I could not remember the ratio of eucalyptus to mint and went to Rainbowmeadow. to check with their recipes and found this notice. Can someone give me an idea of eucalyptus to peppermint to use. I don't blame them, but I am very sad to see the blending portion gone.


----------



## MF-Alpines (Mar 29, 2010)

Yes, this was discussed a while back. It's a real bummer.


----------



## [email protected] (Sep 18, 2008)

Didn't someone have the RM blends saved in a doc? Maybe we could start a sticky with the info and then others can add on their own blends that are they're favorites and good sellers?


----------



## a4patch (Oct 7, 2009)

Ok, I just found the old thread. If anyone has any of these blends or knows where they are please PM me. 

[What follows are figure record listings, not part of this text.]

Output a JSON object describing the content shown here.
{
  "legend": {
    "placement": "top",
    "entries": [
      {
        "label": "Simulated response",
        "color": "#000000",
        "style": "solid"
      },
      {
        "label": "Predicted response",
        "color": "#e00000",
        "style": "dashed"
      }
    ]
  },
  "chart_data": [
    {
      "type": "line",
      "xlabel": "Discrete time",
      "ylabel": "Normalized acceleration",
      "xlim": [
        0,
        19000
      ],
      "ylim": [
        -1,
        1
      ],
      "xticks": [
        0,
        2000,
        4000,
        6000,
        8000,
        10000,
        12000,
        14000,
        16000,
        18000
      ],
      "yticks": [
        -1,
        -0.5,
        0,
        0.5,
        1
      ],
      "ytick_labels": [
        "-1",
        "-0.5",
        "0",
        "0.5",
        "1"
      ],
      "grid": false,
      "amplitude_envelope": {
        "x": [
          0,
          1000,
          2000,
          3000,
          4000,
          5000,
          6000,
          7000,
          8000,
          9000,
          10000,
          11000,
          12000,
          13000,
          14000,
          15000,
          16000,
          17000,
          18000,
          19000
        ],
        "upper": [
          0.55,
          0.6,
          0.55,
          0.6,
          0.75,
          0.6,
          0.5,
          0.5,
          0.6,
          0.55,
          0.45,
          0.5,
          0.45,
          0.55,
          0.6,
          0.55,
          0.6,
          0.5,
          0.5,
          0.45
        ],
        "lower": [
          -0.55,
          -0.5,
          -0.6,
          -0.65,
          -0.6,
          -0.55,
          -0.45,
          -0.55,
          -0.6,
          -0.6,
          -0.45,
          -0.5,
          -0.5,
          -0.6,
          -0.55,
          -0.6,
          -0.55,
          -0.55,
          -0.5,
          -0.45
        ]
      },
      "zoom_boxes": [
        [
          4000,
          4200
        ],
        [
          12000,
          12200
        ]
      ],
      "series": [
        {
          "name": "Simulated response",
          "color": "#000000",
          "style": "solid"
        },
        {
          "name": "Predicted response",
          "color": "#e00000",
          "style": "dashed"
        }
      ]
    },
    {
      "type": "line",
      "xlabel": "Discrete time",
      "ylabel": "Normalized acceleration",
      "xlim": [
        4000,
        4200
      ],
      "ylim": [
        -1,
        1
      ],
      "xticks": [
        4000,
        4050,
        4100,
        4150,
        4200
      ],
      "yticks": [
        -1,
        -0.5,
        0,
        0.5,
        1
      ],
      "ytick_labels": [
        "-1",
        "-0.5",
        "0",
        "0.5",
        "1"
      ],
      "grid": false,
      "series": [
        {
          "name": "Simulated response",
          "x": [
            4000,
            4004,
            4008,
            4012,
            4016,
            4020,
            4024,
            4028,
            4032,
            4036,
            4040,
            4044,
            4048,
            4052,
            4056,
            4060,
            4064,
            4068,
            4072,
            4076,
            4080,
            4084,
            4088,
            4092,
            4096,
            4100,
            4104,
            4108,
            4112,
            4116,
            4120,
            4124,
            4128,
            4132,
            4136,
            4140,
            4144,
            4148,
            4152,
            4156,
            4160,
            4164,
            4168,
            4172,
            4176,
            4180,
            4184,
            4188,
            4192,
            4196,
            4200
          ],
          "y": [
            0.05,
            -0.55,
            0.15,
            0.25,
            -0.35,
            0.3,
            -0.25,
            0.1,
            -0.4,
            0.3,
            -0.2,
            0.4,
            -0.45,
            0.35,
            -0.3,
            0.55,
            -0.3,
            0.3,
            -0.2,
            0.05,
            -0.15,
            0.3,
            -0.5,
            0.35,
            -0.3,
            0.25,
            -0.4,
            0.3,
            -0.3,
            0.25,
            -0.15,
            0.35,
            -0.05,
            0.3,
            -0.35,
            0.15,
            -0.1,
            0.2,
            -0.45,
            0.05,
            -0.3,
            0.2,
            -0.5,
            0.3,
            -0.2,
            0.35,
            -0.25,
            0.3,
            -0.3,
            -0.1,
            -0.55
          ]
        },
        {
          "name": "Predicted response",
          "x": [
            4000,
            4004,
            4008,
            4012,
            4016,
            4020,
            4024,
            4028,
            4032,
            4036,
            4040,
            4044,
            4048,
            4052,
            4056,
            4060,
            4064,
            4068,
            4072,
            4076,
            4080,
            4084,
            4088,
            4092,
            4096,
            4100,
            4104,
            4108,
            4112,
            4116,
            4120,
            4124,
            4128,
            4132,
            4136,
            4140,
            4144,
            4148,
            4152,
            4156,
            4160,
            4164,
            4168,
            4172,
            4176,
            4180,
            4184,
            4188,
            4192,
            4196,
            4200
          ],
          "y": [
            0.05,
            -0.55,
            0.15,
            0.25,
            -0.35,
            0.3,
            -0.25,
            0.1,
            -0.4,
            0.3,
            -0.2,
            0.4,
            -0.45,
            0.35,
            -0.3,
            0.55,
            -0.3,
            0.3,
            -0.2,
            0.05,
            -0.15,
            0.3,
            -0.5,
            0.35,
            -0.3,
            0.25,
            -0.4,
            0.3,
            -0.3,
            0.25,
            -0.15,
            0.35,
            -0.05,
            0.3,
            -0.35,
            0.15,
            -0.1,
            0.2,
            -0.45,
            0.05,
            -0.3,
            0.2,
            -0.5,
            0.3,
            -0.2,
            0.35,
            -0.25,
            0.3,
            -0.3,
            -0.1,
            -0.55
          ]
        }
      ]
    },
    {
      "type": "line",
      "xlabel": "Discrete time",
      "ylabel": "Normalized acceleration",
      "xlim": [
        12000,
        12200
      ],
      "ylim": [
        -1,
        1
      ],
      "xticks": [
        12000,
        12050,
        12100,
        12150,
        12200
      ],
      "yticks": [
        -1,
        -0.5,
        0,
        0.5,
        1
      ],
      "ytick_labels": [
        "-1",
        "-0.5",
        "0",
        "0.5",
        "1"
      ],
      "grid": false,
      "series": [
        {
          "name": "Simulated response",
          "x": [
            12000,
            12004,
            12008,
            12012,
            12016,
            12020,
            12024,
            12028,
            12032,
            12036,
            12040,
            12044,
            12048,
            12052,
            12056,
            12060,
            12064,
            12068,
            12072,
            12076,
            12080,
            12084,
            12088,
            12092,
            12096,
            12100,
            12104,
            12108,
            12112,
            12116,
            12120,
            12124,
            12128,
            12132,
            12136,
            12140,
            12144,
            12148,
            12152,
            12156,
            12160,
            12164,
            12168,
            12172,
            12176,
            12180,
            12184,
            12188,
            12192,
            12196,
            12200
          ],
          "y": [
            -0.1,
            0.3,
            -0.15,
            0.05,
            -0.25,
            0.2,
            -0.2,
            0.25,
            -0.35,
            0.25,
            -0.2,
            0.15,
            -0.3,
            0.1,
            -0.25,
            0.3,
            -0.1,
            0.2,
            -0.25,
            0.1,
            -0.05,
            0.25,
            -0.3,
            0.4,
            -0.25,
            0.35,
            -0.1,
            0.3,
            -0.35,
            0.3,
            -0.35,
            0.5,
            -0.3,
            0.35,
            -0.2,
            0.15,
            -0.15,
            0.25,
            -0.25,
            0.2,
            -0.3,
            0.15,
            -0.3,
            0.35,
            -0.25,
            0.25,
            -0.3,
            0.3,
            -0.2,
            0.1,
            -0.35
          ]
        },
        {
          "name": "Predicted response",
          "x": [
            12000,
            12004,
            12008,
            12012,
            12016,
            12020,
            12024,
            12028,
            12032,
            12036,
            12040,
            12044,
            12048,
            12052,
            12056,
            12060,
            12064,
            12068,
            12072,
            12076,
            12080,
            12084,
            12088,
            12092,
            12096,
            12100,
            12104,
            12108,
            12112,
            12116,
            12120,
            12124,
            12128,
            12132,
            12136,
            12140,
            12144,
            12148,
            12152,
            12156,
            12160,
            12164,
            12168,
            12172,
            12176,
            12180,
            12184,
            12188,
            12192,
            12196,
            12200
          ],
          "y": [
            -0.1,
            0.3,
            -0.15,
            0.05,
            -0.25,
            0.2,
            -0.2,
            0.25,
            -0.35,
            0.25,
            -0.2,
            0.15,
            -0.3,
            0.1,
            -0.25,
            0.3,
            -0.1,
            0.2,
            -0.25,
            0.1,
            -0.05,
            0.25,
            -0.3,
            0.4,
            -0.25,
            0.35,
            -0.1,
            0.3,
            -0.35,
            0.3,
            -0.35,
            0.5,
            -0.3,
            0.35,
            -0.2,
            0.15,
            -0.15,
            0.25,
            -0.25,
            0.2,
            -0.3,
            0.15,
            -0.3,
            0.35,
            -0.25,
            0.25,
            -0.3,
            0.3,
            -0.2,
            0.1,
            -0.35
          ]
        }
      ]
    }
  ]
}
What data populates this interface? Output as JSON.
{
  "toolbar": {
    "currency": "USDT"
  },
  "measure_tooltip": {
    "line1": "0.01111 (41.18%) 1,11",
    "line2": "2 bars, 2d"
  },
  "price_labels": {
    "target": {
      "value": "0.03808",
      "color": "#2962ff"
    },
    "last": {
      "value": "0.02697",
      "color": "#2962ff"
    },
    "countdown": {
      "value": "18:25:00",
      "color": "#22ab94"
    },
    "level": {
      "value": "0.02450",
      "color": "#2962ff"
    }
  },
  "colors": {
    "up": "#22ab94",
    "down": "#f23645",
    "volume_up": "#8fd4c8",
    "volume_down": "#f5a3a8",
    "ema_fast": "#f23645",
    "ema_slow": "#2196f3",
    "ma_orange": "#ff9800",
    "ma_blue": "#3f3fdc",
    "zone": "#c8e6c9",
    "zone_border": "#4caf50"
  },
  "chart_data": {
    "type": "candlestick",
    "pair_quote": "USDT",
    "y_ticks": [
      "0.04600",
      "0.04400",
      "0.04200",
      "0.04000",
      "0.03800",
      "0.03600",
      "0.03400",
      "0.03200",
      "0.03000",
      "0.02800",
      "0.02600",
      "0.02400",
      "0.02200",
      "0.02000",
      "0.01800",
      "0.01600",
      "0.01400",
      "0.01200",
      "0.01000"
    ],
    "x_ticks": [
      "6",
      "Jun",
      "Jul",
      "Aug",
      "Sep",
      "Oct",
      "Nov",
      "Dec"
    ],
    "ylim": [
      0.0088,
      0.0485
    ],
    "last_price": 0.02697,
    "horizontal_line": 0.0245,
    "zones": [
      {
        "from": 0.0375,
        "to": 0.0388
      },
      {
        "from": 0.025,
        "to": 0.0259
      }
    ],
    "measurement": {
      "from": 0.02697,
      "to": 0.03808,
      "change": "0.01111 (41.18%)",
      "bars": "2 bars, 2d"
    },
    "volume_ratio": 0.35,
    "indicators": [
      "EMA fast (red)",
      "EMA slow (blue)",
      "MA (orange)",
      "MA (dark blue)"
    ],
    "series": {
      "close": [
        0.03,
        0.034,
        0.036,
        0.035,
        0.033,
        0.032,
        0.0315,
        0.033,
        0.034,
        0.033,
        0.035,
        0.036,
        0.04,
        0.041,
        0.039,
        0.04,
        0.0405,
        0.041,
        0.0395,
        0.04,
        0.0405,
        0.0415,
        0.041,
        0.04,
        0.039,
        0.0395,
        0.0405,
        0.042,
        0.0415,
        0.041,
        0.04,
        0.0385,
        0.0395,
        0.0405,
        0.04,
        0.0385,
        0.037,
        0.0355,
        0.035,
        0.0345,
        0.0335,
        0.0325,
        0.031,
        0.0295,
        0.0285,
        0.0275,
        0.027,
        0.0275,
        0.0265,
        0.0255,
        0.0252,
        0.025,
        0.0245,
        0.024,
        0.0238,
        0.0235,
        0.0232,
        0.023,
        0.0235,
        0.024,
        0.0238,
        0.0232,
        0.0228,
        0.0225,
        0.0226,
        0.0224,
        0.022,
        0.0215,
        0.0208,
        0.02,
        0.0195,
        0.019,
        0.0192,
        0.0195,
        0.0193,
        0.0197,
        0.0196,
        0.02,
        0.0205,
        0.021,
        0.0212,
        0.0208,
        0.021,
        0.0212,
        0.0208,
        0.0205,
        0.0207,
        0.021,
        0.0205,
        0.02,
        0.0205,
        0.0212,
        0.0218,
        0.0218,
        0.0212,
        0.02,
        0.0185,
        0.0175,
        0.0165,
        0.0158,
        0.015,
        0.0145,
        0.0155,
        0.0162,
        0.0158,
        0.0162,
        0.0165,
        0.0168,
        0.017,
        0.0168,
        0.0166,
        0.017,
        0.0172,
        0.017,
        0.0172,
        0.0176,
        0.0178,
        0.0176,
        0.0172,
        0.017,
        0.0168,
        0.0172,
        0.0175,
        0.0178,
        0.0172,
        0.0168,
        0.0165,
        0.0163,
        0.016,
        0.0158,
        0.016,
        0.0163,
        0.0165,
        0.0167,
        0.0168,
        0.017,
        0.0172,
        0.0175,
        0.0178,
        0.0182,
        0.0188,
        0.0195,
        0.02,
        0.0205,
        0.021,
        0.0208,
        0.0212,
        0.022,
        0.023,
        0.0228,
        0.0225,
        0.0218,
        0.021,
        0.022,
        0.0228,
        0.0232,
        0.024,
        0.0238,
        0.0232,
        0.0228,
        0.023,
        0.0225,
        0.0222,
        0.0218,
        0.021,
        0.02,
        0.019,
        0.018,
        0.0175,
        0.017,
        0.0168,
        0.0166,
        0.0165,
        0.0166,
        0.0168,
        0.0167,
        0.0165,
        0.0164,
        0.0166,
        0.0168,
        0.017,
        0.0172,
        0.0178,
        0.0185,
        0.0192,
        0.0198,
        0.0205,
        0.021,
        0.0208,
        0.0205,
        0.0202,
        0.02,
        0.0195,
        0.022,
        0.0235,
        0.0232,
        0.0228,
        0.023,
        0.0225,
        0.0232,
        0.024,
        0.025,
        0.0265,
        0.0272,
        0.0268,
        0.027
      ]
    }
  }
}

I really would like the ratio of eucalyptus to peppermint (or maybe I should have used spearmint???)


----------



## hsmomof4 (Oct 31, 2008)

I know a lot of people just use 50/50. I would use spearmint, rather than peppermint, just because the spearmint is sweeter and to my nose, counterbalances the eucalyptus better.


----------



## Anita Martin (Dec 26, 2007)

I make soaps with both spearmint/eucalyptus, and peppermint/eucalyptus. They both sell very, very well. I use a 50/50 blend for each. The peppermint has basil flakes in it for color, and with the spearmint/eucalyptus, I use that for my dead sea salt soap with specks of green stuff...sometimes other soap shreds, this last itme I used kelp powder, and the top is covered with rose petals. (fyi, I did not like the kelp and probably won't use it again unless I get 25 little old ladies telling me they loved it because of the kelp It added too much oceany scent in my opinion.


----------



## hsmomof4 (Oct 31, 2008)

Oceany scent would be code for "It makes my soap smell like seaweed, and not fresh seaweed, either." :lol


----------



## Anita Martin (Dec 26, 2007)

Luckily, the peppermint and eucalyptus is strong enough to cover it up so far, but at first...yikes, I was scared! I only used a couple teaspoons in a little soap and swirled that in...what was I thinking? Oh, yeah, "dead sea salt soap". LOL I guess one doesn't really WANT a soap to smell like the dead sea


----------



## a4patch (Oct 7, 2009)

i put a touch of bay rum in with a ratio of 3/1 Eucalyptus / peppermint.


----------